In one room, you’ll find students putting together the school newspaper and working on homework.

In the next room, fifth graders are editing photos for the yearbook. Down the hall, you’ll find students with headphones in the computer lab, sprucing up their reading, writing and math skills with the “Study Island” program.



Some students take violin lessons. Others are surrounded by glue, scissors and crayons, immersed in an art project.

A short walk away, at the Gypsum Recreation Center, several students are getting exercise on the climbing wall, doing laps in the pool or working up a sweat with the video game Dance Dance Revolution.



All this is part of the After School Literacy program, sponsored by the Youth Foundation.

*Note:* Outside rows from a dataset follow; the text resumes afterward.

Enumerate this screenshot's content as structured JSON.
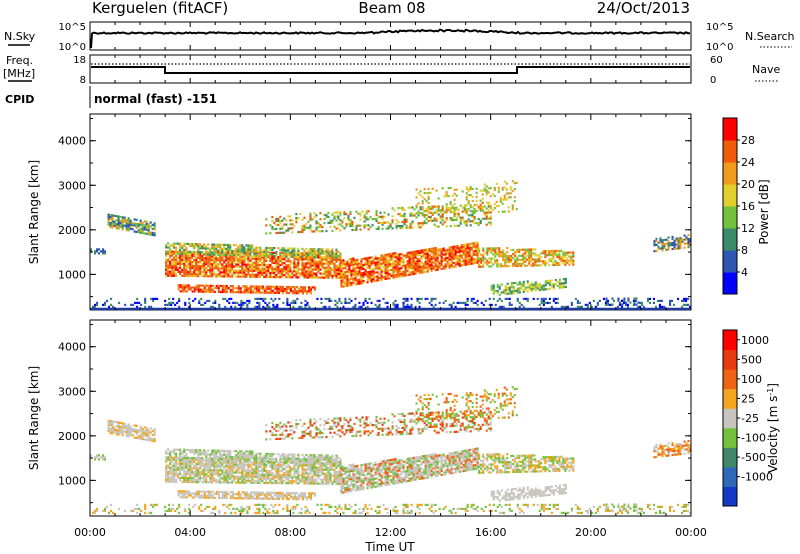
{
  "header": {
    "station": "Kerguelen (fitACF)",
    "beam": "Beam 08",
    "date": "24/Oct/2013"
  },
  "noise_panel": {
    "left_label": "N.Sky",
    "right_label": "N.Search",
    "left_ticks": [
      "10^5",
      "10^0"
    ],
    "right_ticks": [
      "10^5",
      "10^0"
    ]
  },
  "freq_panel": {
    "left_label_1": "Freq.",
    "left_label_2": "[MHz]",
    "right_label": "Nave",
    "left_ticks": [
      "18",
      "8"
    ],
    "right_ticks": [
      "60",
      "0"
    ]
  },
  "cpid": {
    "label": "CPID",
    "text": "normal (fast) -151"
  },
  "chart_data": [
    {
      "type": "heatmap",
      "name": "power",
      "ylabel": "Slant Range [km]",
      "ylim": [
        200,
        4600
      ],
      "yticks": [
        "1000",
        "2000",
        "3000",
        "4000"
      ],
      "xlim": [
        0,
        24
      ],
      "colorbar_label": "Power [dB]",
      "colorbar_ticks": [
        "4",
        "8",
        "12",
        "16",
        "20",
        "24",
        "28"
      ],
      "colors": [
        "#0000ff",
        "#2f55b5",
        "#3c8a68",
        "#73c03f",
        "#e2cf2c",
        "#f29a1b",
        "#ef5c0a",
        "#ff0000"
      ]
    },
    {
      "type": "heatmap",
      "name": "velocity",
      "ylabel": "Slant Range [km]",
      "ylim": [
        200,
        4600
      ],
      "yticks": [
        "1000",
        "2000",
        "3000",
        "4000"
      ],
      "xlim": [
        0,
        24
      ],
      "xlabel": "Time UT",
      "xticks": [
        "00:00",
        "04:00",
        "08:00",
        "12:00",
        "16:00",
        "20:00",
        "00:00"
      ],
      "colorbar_label": "Velocity [m s",
      "colorbar_label_sup": "-1",
      "colorbar_label_end": "]",
      "colorbar_ticks": [
        "1000",
        "500",
        "100",
        "25",
        "-25",
        "-100",
        "-500",
        "-1000"
      ],
      "colors": [
        "#1537c6",
        "#2e68b8",
        "#3f8768",
        "#74c23c",
        "#c7c5be",
        "#f3a51d",
        "#ee6414",
        "#e83a0f",
        "#ff0000"
      ]
    }
  ]
}
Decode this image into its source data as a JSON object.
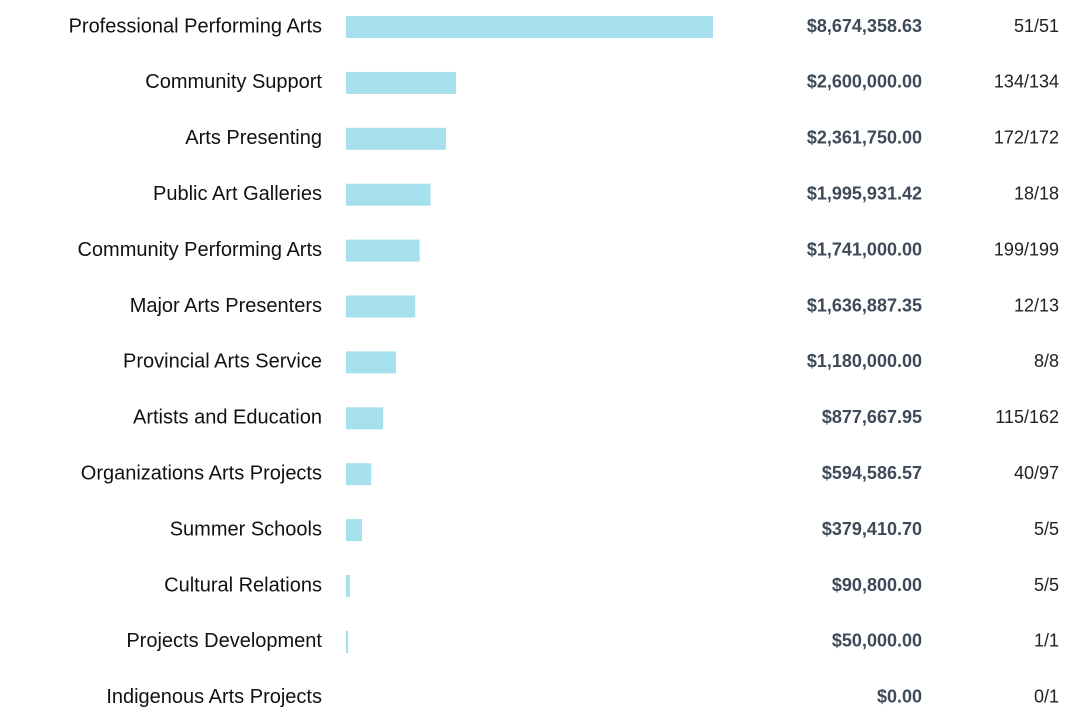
{
  "chart_data": {
    "type": "bar",
    "orientation": "horizontal",
    "color": "#a6e0ec",
    "categories": [
      "Professional Performing Arts",
      "Community Support",
      "Arts Presenting",
      "Public Art Galleries",
      "Community Performing Arts",
      "Major Arts Presenters",
      "Provincial Arts Service",
      "Artists and Education",
      "Organizations Arts Projects",
      "Summer Schools",
      "Cultural Relations",
      "Projects Development",
      "Indigenous Arts Projects"
    ],
    "values": [
      8674358.63,
      2600000,
      2361750,
      1995931.42,
      1741000,
      1636887.35,
      1180000,
      877667.95,
      594586.57,
      379410.7,
      90800,
      50000,
      0
    ],
    "value_labels": [
      "$8,674,358.63",
      "$2,600,000.00",
      "$2,361,750.00",
      "$1,995,931.42",
      "$1,741,000.00",
      "$1,636,887.35",
      "$1,180,000.00",
      "$877,667.95",
      "$594,586.57",
      "$379,410.70",
      "$90,800.00",
      "$50,000.00",
      "$0.00"
    ],
    "counts": [
      "51/51",
      "134/134",
      "172/172",
      "18/18",
      "199/199",
      "12/13",
      "8/8",
      "115/162",
      "40/97",
      "5/5",
      "5/5",
      "1/1",
      "0/1"
    ]
  }
}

The big idea is to keep these students busy and doing something productive and enlightening after school, instead of going home to an empty house, where a television may be the only baby-sitter until the parents get home.

You can find the After School Literacy Program at Edwards, Avon, Meadow Mountain and Gypsum elementary schools.

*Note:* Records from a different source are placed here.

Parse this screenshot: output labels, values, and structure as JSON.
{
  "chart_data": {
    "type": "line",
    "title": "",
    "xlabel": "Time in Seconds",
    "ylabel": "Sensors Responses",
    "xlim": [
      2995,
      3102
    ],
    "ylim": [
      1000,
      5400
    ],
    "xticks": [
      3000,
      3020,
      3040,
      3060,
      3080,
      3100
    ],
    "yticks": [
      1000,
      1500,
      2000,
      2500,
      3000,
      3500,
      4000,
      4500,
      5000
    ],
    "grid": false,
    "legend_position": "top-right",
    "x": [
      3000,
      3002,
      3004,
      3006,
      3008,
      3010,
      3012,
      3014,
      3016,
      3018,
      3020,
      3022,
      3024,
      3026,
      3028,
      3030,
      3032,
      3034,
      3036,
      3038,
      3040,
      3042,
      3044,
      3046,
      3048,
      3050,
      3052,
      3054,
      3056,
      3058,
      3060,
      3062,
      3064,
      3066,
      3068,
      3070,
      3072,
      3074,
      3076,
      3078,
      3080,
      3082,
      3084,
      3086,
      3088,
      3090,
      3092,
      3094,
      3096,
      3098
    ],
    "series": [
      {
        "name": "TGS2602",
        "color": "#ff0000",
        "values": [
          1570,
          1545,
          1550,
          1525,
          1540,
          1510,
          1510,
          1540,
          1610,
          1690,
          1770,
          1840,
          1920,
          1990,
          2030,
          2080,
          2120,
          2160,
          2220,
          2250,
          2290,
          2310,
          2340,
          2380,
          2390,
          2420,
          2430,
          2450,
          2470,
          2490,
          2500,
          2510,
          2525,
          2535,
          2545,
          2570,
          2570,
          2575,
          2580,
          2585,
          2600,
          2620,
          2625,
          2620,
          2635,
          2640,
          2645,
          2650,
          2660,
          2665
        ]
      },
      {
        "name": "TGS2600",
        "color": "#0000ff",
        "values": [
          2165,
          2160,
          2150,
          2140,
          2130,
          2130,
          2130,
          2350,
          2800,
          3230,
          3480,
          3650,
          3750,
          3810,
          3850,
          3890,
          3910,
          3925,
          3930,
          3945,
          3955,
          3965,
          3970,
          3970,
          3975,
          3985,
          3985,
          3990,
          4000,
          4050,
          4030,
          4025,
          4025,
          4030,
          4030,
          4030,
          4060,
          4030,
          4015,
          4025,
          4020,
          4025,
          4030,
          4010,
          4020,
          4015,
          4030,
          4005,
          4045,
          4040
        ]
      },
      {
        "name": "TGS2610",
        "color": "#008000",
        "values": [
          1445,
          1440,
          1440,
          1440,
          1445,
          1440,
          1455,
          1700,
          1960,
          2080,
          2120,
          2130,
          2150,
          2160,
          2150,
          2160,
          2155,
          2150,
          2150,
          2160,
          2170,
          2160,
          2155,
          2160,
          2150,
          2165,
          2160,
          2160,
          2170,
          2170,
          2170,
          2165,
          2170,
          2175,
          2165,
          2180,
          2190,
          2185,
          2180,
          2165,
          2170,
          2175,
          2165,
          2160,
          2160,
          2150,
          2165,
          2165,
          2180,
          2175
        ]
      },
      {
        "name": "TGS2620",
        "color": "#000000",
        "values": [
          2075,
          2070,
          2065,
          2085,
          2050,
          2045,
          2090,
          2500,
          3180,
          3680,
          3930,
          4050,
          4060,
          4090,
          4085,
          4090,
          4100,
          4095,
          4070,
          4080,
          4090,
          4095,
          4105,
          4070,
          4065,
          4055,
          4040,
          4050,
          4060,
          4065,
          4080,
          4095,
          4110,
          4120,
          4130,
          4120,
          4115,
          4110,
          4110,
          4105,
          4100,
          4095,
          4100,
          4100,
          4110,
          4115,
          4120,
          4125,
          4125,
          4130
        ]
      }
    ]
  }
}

To join the program, students have to be referred by a teacher or counselor. Most of the students either come from low-income families or are struggling with grades. The program also enrolls a large number of students who are still learning English.

It’s all part of the Youth Foundation’s larger mission ” to reach out to economically disadvantaged youth in the valley who need help.

“We want to provide opportunities to the underprivileged and level the playing field,” said Katie Bruen, the marketing and event coordinator for the Youth Foundation.

Students spend two days a week working on homework after school with teachers and get one-on-one tutoring. This is when students can sharpen their skills and get the attention they aren’t always able to get at home.

“Many students need help with homework because their parents don’t speak English,” Bruen said.

Two days a week, the students do something a little more fun.

What that “fun thing” is depends on the creative minds of the teachers at each school.

At Meadow Mountain Elementary, students spent weeks learning how to build an igloo and how they can keep people warm.

At Avon Elementary, just a short walk away from Nottingham Lake, students learned how to fish ” a lesson that eventually led the students to a lake-cleanup project.

Another teacher at Avon Elementary started teaching students Yoga and actually tied some of the Yoga positions to animals they learned about in class.

In Gypsum, the students get to play at the recreation center.

The Literacy Program used to be all homework, all the time, which made the program something kids didn’t really like attending. Now, with big activities like rock climbing, the students look forward to the program, Bruen said.

“We want them to be excited to come here after school, and they genuinely like coming here” said Johnna Williams, a teacher at Gypsum Elementary and coordinator for the After School Literacy Program. “We’re letting them have fun, but

we still make time for the academics.”

Most of the instructors with the After School Literacy Program are teachers who already work in the school district.

The programs gives teachers a chance to see a different side of the students, and it pays pretty well too, Williams said.